I spent many hours this month in hospitals…My friend had cancer surgery the first of the month and then had to go back to surguryfor an emergency in less than a week. He spent 2 weeks and 1 day in the hospital…way more than anyone should have to endure. I know he was happy to get home! My 91 year old uncle was also in and out of the hospital for a couple weeks with infections, so I was visiting him too. No, they weren’t in the hospital at the same time or even the same hospital. Needless to say I have had my fill of hospitals as I am sure they are.

Most of the men in my family spent 10 days at Boy Scout Camp and so I had to make an appearance there for Visitors Sunday. Camp time is normally my vacation time too…I do nothing but stitch and veg…but not this year, maybe that’s why it seems like June never happened.

I’ve put my share of miles on the road and my gas budget is about shot.

I have not read emails or blogs regularly, even dropped a couple groups I was envolved with since I was mearly a lurker and didn’t even have time to do that.

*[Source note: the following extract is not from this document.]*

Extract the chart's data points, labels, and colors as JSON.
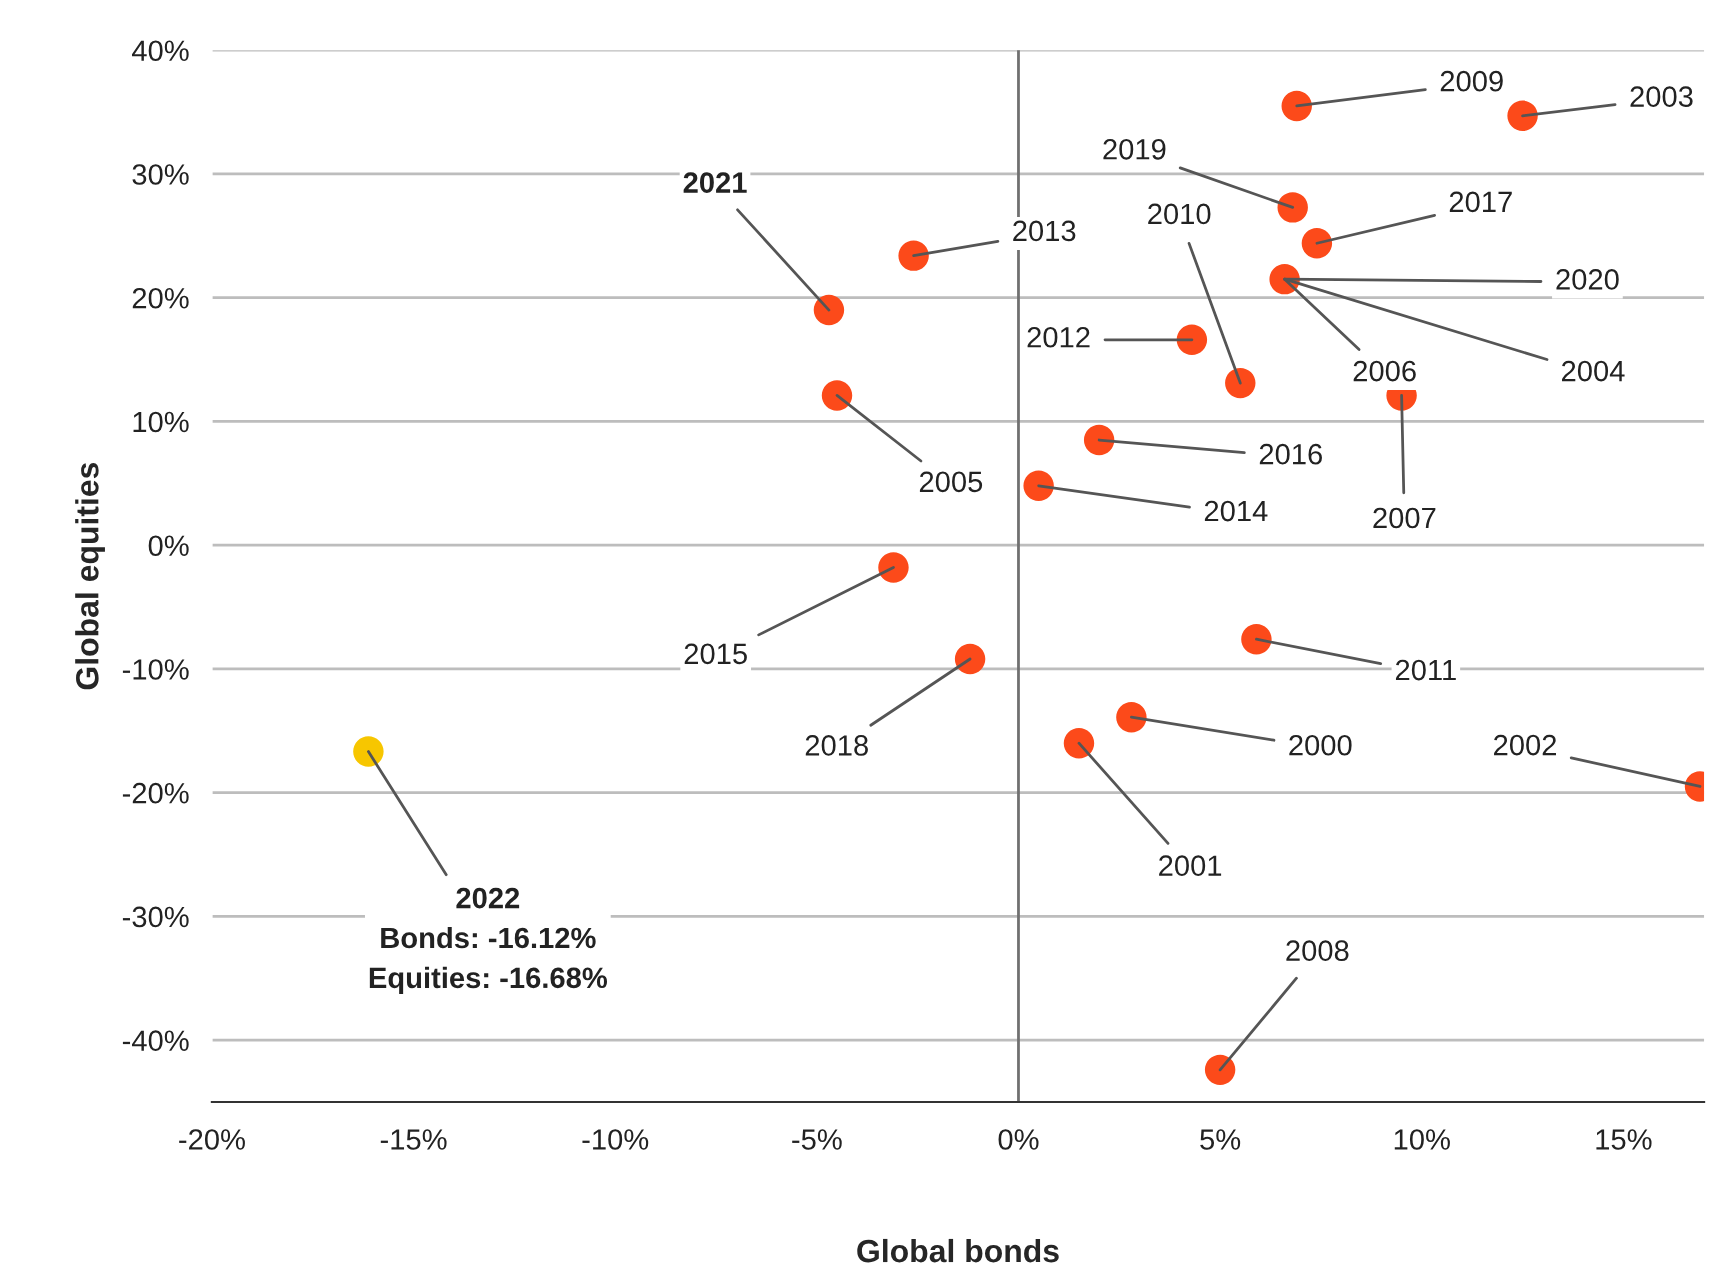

But since this is kind of a holiday week in the USA, 4th of July is Friday…I hope to catch up reading everyone’s blog to see what great productive things you all have been proucing. I did manage to stitch some…I had anything I could carry in the car and so I’ll be posting those in the next few days.

 Frog jeans purse

Frog jeans purse close up

 The highlight of June was getting my purse back from my finisher, Patty (A Thread of Gold). She does such fun things. The canvas I believe was a Dede, I’ve had it forever. The jeans pocket was stitched with Needle Necessities Madris which is no longer made…but ThreadworX (http://www.threadworx.com/index.php) has a floss that will work.

And of course, since it is July 1st… Happy Birthday Edward! He is my youngest son and I was a child bride. Today he is 36 years old.